Helio Castroneves says that he admires Danica Patrick for not only opening doors for young girls who aim to become racers but also for having the courage to retire following this weekend’s 102nd running of the Indy 500.
The Team Penske-Chevrolet driver, who scored his third and most recent Indy win in 2009 – the year Patrick became the first female to finish in the top 3 at the 500 – says that he will make her final race difficult but that it is an “honor” to have raced against her.
Castroneves said: “Not enough people give enough credit to her. She's not only stayed away so many years from IndyCar and come back – not only to be in the race, but to [qualify] in the Fast Nine – it shows that she's an amazing talent.
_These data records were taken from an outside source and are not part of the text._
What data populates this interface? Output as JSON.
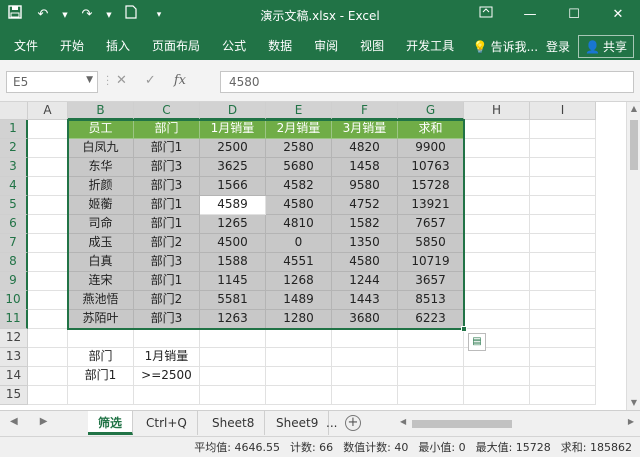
{
  "window": {
    "title": "演示文稿.xlsx - Excel",
    "qat_icons": [
      "save-icon",
      "undo-icon",
      "redo-icon",
      "new-file-icon",
      "customize-qat-icon"
    ],
    "controls": [
      "ribbon-display-icon",
      "minimize-icon",
      "restore-icon",
      "close-icon"
    ]
  },
  "ribbon": {
    "tabs": [
      "文件",
      "开始",
      "插入",
      "页面布局",
      "公式",
      "数据",
      "审阅",
      "视图",
      "开发工具"
    ],
    "tell_me": "告诉我...",
    "login": "登录",
    "share": "共享"
  },
  "formula_bar": {
    "name_box": "E5",
    "formula": "4580",
    "fx_label": "fx"
  },
  "columns": [
    "A",
    "B",
    "C",
    "D",
    "E",
    "F",
    "G",
    "H",
    "I"
  ],
  "rows": [
    "1",
    "2",
    "3",
    "4",
    "5",
    "6",
    "7",
    "8",
    "9",
    "10",
    "11",
    "12",
    "13",
    "14",
    "15"
  ],
  "table": {
    "headers": [
      "员工",
      "部门",
      "1月销量",
      "2月销量",
      "3月销量",
      "求和"
    ],
    "rows": [
      [
        "白凤九",
        "部门1",
        "2500",
        "2580",
        "4820",
        "9900"
      ],
      [
        "东华",
        "部门3",
        "3625",
        "5680",
        "1458",
        "10763"
      ],
      [
        "折颜",
        "部门3",
        "1566",
        "4582",
        "9580",
        "15728"
      ],
      [
        "姬蘅",
        "部门1",
        "4589",
        "4580",
        "4752",
        "13921"
      ],
      [
        "司命",
        "部门1",
        "1265",
        "4810",
        "1582",
        "7657"
      ],
      [
        "成玉",
        "部门2",
        "4500",
        "0",
        "1350",
        "5850"
      ],
      [
        "白真",
        "部门3",
        "1588",
        "4551",
        "4580",
        "10719"
      ],
      [
        "连宋",
        "部门1",
        "1145",
        "1268",
        "1244",
        "3657"
      ],
      [
        "燕池悟",
        "部门2",
        "5581",
        "1489",
        "1443",
        "8513"
      ],
      [
        "苏陌叶",
        "部门3",
        "1263",
        "1280",
        "3680",
        "6223"
      ]
    ]
  },
  "criteria": {
    "row13": [
      "部门",
      "1月销量"
    ],
    "row14": [
      "部门1",
      ">=2500"
    ]
  },
  "sheets": {
    "tabs": [
      "筛选",
      "Ctrl+Q",
      "Sheet8",
      "Sheet9"
    ],
    "more": "...",
    "add": "+"
  },
  "status": {
    "average": "平均值: 4646.55",
    "count": "计数: 66",
    "numcount": "数值计数: 40",
    "min": "最小值: 0",
    "max": "最大值: 15728",
    "sum": "求和: 185862"
  },
  "colors": {
    "excel_green": "#217346",
    "header_fill": "#70ad47",
    "selection_gray": "#c8c8c8"
  }
}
“She opens so many doors for so many young ladies, young girls, to become a racecar driver. Especially now, the era of women power, they are equal [sic] to fight with the guys.
“I tell you what, in auto racing, it couldn't be more equal. She is the one that opened the door for them.”
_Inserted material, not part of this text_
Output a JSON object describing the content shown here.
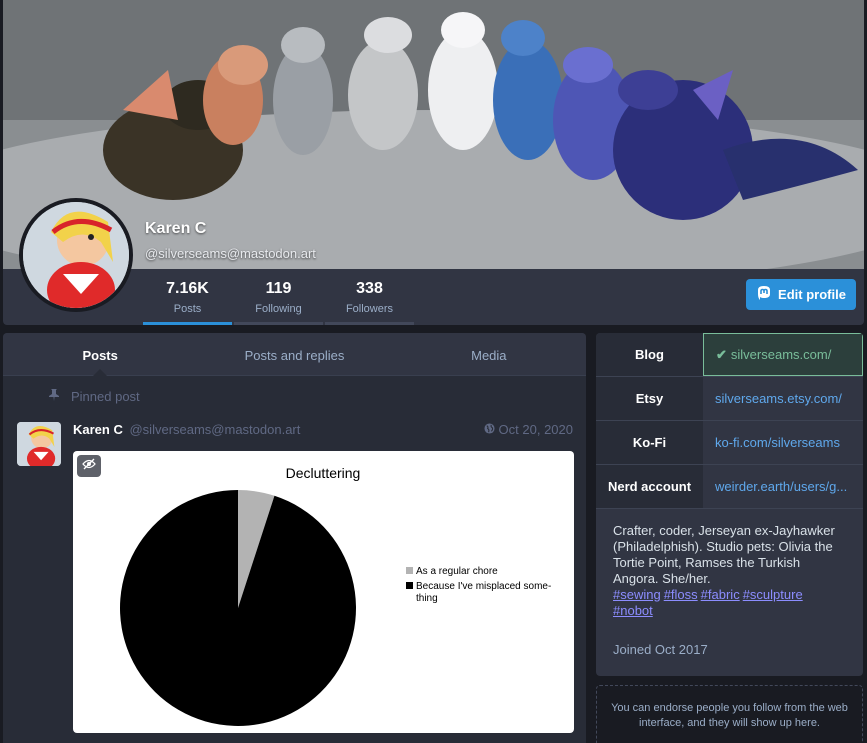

The 42-year-old, who is now racing fulltime for Penske’s Acura sportscar program, then added: “Courageous for her, as well, making the decision to stop. I don't know if I have that courage to do it. Good for her.”
Patrick, who passed Castroneves in the closing stages of 2008’s Motegi 300 to become the first female IndyCar winner, will start seventh this Sunday, right alongside the Brazilian veteran.
He said: “I will try and make it as hard as I can, her last 500, but for sure it's an honor to be sharing the track with her all the years that I did.”